It seems strange that both the capacitors and the transformer – the chief suspects in the investigation as to why my Epson MX-80 F/T III dot matrix printer belched out smoke – tested fine with a multimeter.
As far as the capacitors were concerned, I measured resistance directly across their leads (having removed them from the circuit board) looking for a dead short. There was none; instead, the measured resistance just climbed quickly as the caps charged from the voltage being put out by the meter’s test leads.
I also used the capacitance mode of the meter, which reported that all three were providing their rated values. And I watched on the oscilloscope as the capacitors charged and discharged with a load attached.
Nothing seemed untoward – but there was one more test to do. An ESR check.
‘Effective series resistance’ is the resistance that a capacitor appears to have in an AC circuit. With an ideal capacitor, this should be zero – but nothing in the world is ideal. A relatively high ESR is a good indication of a failed or failing capacitor.
The easy way to test ESR is with an ESR meter, but I haven’t got one of those. What I do have is a brand, spanking new function generator (a Rigol DG1022Z, thanks for asking) and an oscilloscope. And, of course, access to YouTube where I found this very helpful video by W2AEW.
I suggest watching the video if you want to fully understand what’s involved here. But in brief: you output a square wave signal from the function generator and send this through the cap. With the oscilloscope in parallel with the cap, you check to see how the signal is modified by the presence of the capacitor.
Following the suggestions in the video, I set up a 2kHz square wave signal with 1V peak-to-peak. And I added a 500mV DC offset so that the lowest part of the cycle sat at 0V rather than -500mV. This would avoid reverse biasing the capacitor at any point in the cycle. The output looked like this.
I attached the BNC lead from the function gen to a T-adapter that I plugged into the scope. To the other arm of the T-adapter I attached a simple BNC to dual minigrabber lead.
To give an idea of what an ‘ideal’ capacitor would look like, I just shorted out the minigrabbers.

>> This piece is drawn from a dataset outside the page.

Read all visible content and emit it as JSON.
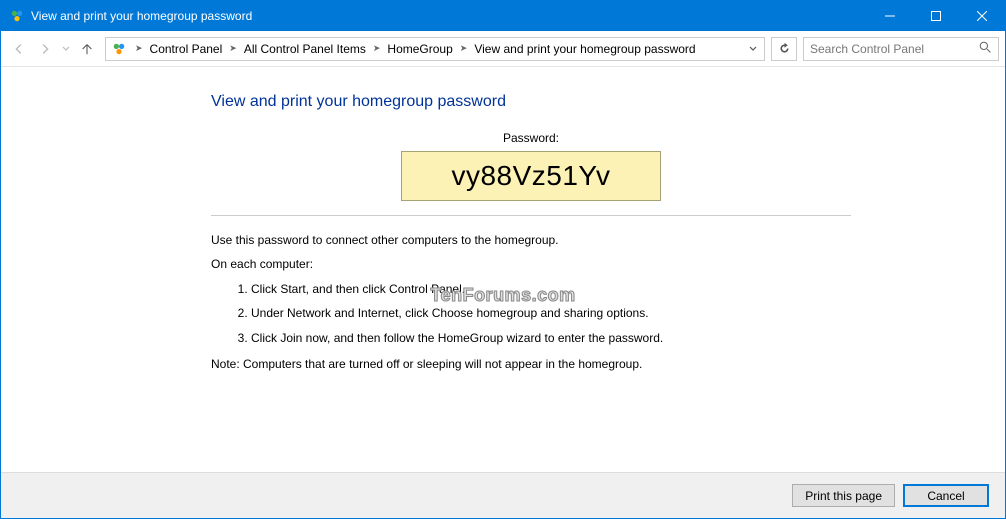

It’s near-as-dammit a flat line but with very thin spikes at the transitions. (It is, however, at the 0V position which, as we’ll see, isn’t quite the same as an ideal cap.) This simulates an ESR of 0Ω. With a real-life capacitor, the ESR is going to be a bit more which means we’re going to see a square wave indicating a voltage drop across the ‘effective’ resistor.
I attached the minigrabbers to a known-good 1,000µF capacitor and got this.
There’s a bit of wiggle, but not much. The scope’s on 200mV per division here and you can see that this line is basically at the half-way mark of 500mV – exactly what you’d expect of a good capacitor. Exactly how much apparent voltage drop you get depends on a number of factors. Other perfectly good capacitors will show greater amplitude oscillations than this. But as a rule of thumb, the greater the amplitude the worse the condition of the cap.
Now to try one of the suspects. I attached the 50V 6800µF cap and got this.
Not very different, is it? And to save your bandwidth I won’t bother uploading the images for the other two caps – they were virtually identical.
To get a better idea of what’s going on I cranked the vertical resolution to 5mV/div and set some cursors on the result to measure the peak-to-peak voltage.
That’s just 8.2mV of amplitude. Actually it’s less because I should probably have put the cursors in the middle of those yellow bars, but what the hell. It’s still bugger all.
There’s a handy equation to work out the effective resistance:
ESR = (Vr * 50) / (Vfg – Vr)
where Vr is the voltage range we measured on the scope (8.2mV) and Vfg is the open circuit voltage put out by the function generator (1V). The 50 is the 50Ω internal impedance of the function generator which is assumed to be in series with the capacitor.
My trusty Casio gives a result of … well, let’s call it 0.5Ω. It works out a little less than this but given my slight vagueness with the cursors let’s not quibble. This compares to the roughly 6.4Ω that W2AEW got with a bad capacitor in the video.
So there we have it. Ever though they’re more than 35 years old, these caps are perfectly good.
This means my suspicions now fall firmly back on the transformer. Yes, it’s putting out the specified voltages, but that’s with no load attached.
Given that I’m still waiting for the replacement caps to arrive, I’m tempted to solder these ones back in and fire up the printer to see what happens. What could go wrong?
How is it now?
And why buy new Chinese caps? At least get equal-quality Japanese replacement caps.
It’s working great.
Hi, did replacing the caps work? I have the same printer and it just started smoking and snapping like yours.
Replacing the caps worked a treat. The printer has been going strong ever since.